ECB’s Schnabel: ECB Has Large Set of Tools, None Fully Deployed
21 March 2020
21st March 2020
By David Barwick - FRANKFURT (EconoStream) – The European Central Bank has many instruments available to counter the current crisis and has not yet fully deployed any of them, ECB Executive Board member Isabel Schnabel said over the weekend.
In an interview with German weekly Frankfurter Allgemeine Sonntagszeitung, a text of which the ECB made available, Schnabel suggested that a pending legal challenge to the ECB’s bond purchases would be no obstacle to ECB action given the proportionality of the latter.

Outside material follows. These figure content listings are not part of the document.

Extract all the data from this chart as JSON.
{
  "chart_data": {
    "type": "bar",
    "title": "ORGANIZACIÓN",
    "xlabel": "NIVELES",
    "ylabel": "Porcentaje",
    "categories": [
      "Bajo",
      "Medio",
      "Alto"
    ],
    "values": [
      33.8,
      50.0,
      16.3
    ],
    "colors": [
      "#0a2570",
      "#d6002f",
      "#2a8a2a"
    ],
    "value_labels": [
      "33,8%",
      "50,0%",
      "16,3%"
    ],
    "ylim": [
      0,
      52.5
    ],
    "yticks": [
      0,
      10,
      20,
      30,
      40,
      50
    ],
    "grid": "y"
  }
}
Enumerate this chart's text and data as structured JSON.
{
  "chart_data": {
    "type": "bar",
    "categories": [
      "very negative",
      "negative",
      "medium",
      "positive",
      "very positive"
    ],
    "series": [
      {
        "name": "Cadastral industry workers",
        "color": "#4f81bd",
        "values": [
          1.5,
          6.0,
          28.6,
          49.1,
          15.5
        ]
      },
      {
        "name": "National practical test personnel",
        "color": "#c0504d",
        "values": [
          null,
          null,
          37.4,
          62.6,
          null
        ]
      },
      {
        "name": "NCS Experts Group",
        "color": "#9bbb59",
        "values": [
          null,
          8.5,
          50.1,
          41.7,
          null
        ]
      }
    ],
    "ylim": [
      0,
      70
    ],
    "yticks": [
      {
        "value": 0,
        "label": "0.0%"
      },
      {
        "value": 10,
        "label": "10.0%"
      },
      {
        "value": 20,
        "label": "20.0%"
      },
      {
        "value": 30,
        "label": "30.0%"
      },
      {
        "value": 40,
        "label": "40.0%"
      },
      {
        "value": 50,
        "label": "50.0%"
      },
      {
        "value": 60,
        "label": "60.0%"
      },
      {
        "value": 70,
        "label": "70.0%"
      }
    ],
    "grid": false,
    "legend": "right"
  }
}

“The ECB is in the comfortable position of having a large set of tools, none of which has been used to its full extent,” she asserted. “We stand ready to take further measures if needed to fulfil our mandate.”
The ECB’s options include key interest rates, liquidity provision to banks and its various asset purchase programs, all of which can be called on if financing conditions need support, she said.
“That is immensely important during such a crisis,” she added. “The claim that central banks have run out of tools simply doesn’t match up to the facts.”
With Germany’s constitutional court having postponed to May a decision on the legality of ECB bond purchases during the euro crisis, measures taken now must be “proportionate” to the problems, Scnabel said.
“Given the severity of this crisis and the threat of massive economic damage, our monetary policy decisions are in my view appropriate,” she said.
Schnabel agreed that crisis bonds issued jointly by Eurozone member states “could help,” saying she could picture “one-off ‘corona bonds.’”
Fiscal policy measures would determine the success of the ECB’s actions to counter what is “ultimately a European problem,” she said. “It is up to politicians to decide.”
The crisis cannot be allowed to spread to banks, Schnabel said. These are fortunately in much better position now to withstand turmoil than they were pre-2008, but “no one could have imagined” the current scenario, she said.
Were it to come to mass bankruptcies, this would impact banks, but the issue is often one of scarce liquidity, which “politicians can deal with,” she said. “The decisive factor is how long the crisis persists.”
Schnabel called “a little out of place” a guest commentary in the March 15 edition of the paper urging that the ECB signal its intention to tighten monetary policy post-crisis.
“We are looking at what might well be one of the worst economic crises of all time,” she argued. “It seems inappropriate to be talking about raising interest rates now.”
The ECB’s asset purchases, which it expanded as part of a package of anti-crisis measures, continue to reflect Eurosystem member countries’ capital share, she said. “But we need more flexibility now, over time as well as across countries and asset classes, in order to tackle the situation appropriately.”